CHAPTER II.
THE CYCLE ART.
Posterity will always consider this the embryo generation of the cycling art; it might well be termed the “living wheel age.”
A number of valuable books have been written on the fundamental principles of locomotion by means of walking, riding upon animate beings, flying and creeping, and also upon all kinds of inanimate or mechanical motors, but little has been said about physical properties underlying the intervention of a wheel between the body of man and the surface to be travelled over, the motor being man himself.
The interesting art of man-motor carriages has already developed an industry of such great importance that the certainty as to its permanency is beyond cavil, and, believing that it will yet assume much greater proportions and become of more and more absorbing interest, there seems to be some excuse for an attempt to place even a limited amount of personal information before those connected with the industry and before the admirers of the art. There are few industries the product of which is dispersed among so varied a class of patrons, and scarcely none in which the patron takes so lively an interest in the respective articles produced.

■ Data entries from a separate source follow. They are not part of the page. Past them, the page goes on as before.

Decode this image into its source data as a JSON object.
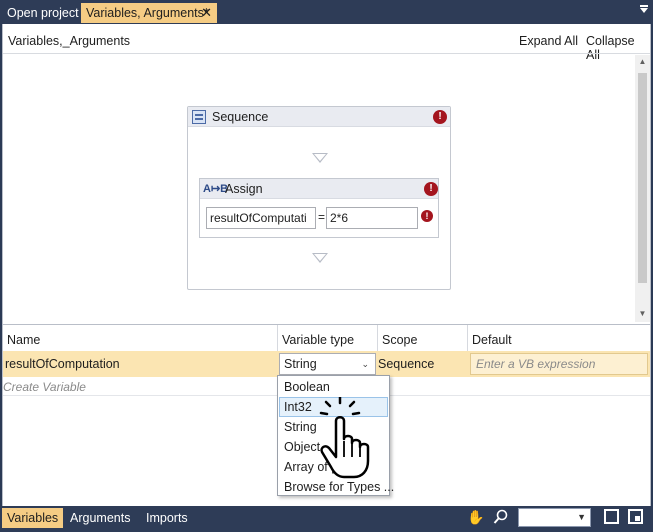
{
  "tabs": [
    {
      "label": "Open project"
    },
    {
      "label": "Variables, Arguments*",
      "close": "✕"
    }
  ],
  "designer": {
    "breadcrumb": "Variables,_Arguments",
    "expand_all": "Expand All",
    "collapse_all": "Collapse All",
    "sequence": {
      "title": "Sequence"
    },
    "assign": {
      "icon": "A↦B",
      "title": "Assign",
      "to_value": "resultOfComputati",
      "equals": "=",
      "value": "2*6"
    },
    "error_glyph": "!"
  },
  "variables": {
    "headers": {
      "name": "Name",
      "type": "Variable type",
      "scope": "Scope",
      "default": "Default"
    },
    "rows": [
      {
        "name": "resultOfComputation",
        "type": "String",
        "scope": "Sequence",
        "default_placeholder": "Enter a VB expression"
      }
    ],
    "create_variable": "Create Variable",
    "type_dropdown": {
      "options": [
        "Boolean",
        "Int32",
        "String",
        "Object",
        "Array of [T]",
        "Browse for Types ..."
      ],
      "highlighted": "Int32"
    }
  },
  "bottom_bar": {
    "tabs": [
      "Variables",
      "Arguments",
      "Imports"
    ],
    "active": "Variables"
  },
  "colors": {
    "accent": "#f5cc84",
    "frame": "#2e3c57",
    "error": "#a4151e",
    "row_highlight": "#fbe5b2"
  },
  "icons": [
    "sequence-icon",
    "assign-icon",
    "error-icon",
    "hand-cursor-icon",
    "pan-icon",
    "zoom-icon",
    "fit-screen-icon",
    "overview-icon"
  ]
}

In most industries, where a machine is the product, the consumer is expected to be an expert in the art to which the industry appertains, and is therefore supposed to be capable of individual judgment as to the merits of what he acquires; if a steam-engine is the object of the purchase, it is expected that an expert of some ability in the art will judge of and afterwardsrun and repair it; but how could this be expected with a bicycle?
There is probably no other machine used by mankind, with the possible exception of the watch, that does service to such a variety of individuals as the cycle. Now, it would be of little use to write a book for popular reading on the mechanical construction of a watch, because from its very nature none but an expert could appreciate the facts, if any were given; but greater hope might be entertained in regard to a larger machine, because the buyer can at least see what he is about. You never heard of a bicycle-rider blaming his repairer for stealing the wheels out of his machine and substituting others, because he can see, however inexperienced he may be, that this has not been done. Now, if we all could, by a little observation, learn one-half as much about our watches as we can about our bicycles, the poor watch-maker would never suffer the indignities so universally and unjustly heaped upon him. The primary knowledge above hinted at as possible, among the hoped-for patrons of this work, seems to be an auspicious circumstance in connection with an effort to teach them a little more.